Dans le secteur du Content Marketing différents outils sont utilisés tels que des applications, e-zines, magazines, vidéos, sites Web … au but de faire passer le message. Un tas de possibilités mais le plus important c’est de retenir que l’outil est secondaire par rapport à son contenu. L’accent est mis sur raconter votre histoire ou si vous êtes une entreprise, une marque, un gouvernement ou organisation. Prêt à faire le grand saut? Ensuite, choisissez votre propre stratégie de marketing de contenu avec le label de qualité Custo. Vous pouvez être sûr qu’il est fait par des professionnels qualifiés, selon les règles de l’art.

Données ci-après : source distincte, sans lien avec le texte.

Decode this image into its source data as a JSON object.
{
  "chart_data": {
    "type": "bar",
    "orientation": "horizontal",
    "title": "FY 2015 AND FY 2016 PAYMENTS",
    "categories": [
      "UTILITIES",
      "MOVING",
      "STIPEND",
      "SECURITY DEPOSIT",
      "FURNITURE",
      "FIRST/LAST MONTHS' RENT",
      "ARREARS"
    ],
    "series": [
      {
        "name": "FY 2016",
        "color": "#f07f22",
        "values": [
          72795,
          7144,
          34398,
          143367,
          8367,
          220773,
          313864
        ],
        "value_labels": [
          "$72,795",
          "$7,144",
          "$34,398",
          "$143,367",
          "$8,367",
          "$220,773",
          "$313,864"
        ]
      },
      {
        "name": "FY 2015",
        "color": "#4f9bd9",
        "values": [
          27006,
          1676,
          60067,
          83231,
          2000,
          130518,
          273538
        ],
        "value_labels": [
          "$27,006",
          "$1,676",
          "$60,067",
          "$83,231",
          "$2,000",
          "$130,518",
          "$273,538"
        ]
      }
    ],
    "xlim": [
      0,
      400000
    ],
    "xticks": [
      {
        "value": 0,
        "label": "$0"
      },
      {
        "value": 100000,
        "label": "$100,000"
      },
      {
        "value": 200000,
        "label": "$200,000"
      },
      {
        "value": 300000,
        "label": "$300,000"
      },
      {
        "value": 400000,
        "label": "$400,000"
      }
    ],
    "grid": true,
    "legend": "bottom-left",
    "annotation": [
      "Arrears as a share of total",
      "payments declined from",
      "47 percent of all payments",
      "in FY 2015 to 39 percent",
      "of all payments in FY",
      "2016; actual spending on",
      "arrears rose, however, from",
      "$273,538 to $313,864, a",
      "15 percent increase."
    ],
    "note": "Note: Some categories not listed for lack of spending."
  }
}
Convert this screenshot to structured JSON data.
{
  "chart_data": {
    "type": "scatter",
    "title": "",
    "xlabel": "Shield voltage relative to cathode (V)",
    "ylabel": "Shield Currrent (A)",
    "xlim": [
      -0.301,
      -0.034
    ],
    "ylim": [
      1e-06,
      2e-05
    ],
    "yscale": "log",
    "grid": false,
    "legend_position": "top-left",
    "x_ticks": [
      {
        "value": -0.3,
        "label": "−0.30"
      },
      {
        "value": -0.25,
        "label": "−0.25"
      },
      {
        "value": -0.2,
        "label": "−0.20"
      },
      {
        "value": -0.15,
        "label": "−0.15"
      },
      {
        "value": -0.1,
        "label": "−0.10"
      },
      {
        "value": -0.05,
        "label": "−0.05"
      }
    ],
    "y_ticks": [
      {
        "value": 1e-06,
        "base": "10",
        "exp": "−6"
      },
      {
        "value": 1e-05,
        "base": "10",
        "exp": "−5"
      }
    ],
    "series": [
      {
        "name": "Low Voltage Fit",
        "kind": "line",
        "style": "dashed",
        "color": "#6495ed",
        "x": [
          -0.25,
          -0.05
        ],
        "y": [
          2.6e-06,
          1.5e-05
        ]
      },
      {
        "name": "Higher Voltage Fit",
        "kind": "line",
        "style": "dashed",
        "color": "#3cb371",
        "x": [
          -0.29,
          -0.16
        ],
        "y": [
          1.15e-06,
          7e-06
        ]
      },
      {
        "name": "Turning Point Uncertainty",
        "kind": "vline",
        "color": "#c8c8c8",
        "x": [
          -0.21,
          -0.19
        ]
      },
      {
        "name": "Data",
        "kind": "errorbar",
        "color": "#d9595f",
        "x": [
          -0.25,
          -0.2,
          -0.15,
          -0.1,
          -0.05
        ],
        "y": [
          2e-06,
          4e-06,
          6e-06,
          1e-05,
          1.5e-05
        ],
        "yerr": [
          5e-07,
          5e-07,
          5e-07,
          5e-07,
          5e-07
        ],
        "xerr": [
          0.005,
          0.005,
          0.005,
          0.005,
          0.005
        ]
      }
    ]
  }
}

J’ai mis en rouge les fautes de grammaire et d’orthographe les plus évidentes, mais j’aurais pu tout aussi bien rougir l’ensemble de ce paragraphe. Evidemment, c’est d’autant plus piquant que le texte parle de création de contenu « par des professionnels de qualité » et « selon les règles de l’art ».

Quelles conséquences?

Je vous avoue que ce qui me laisse le plus perplexe n’est pas ce morceau de bravoure littéraire, mais bien l’apathie des membres de l’association en question. Comment un custom publisher digne de ce nom peut-il accepter de voir ainsi sa réputation mise en danger par la piètre qualité de la vitrine web de  l’association censée le représenter ? Cette chronique est donc aussi une bouteille à la mer. Sa diffusion, que j’espère aussi large que possible, va-t-elle pousser Custo ou ses affiliés à réagir? Je ne manquerai pas, chers lecteurs, de vous tenir au courant.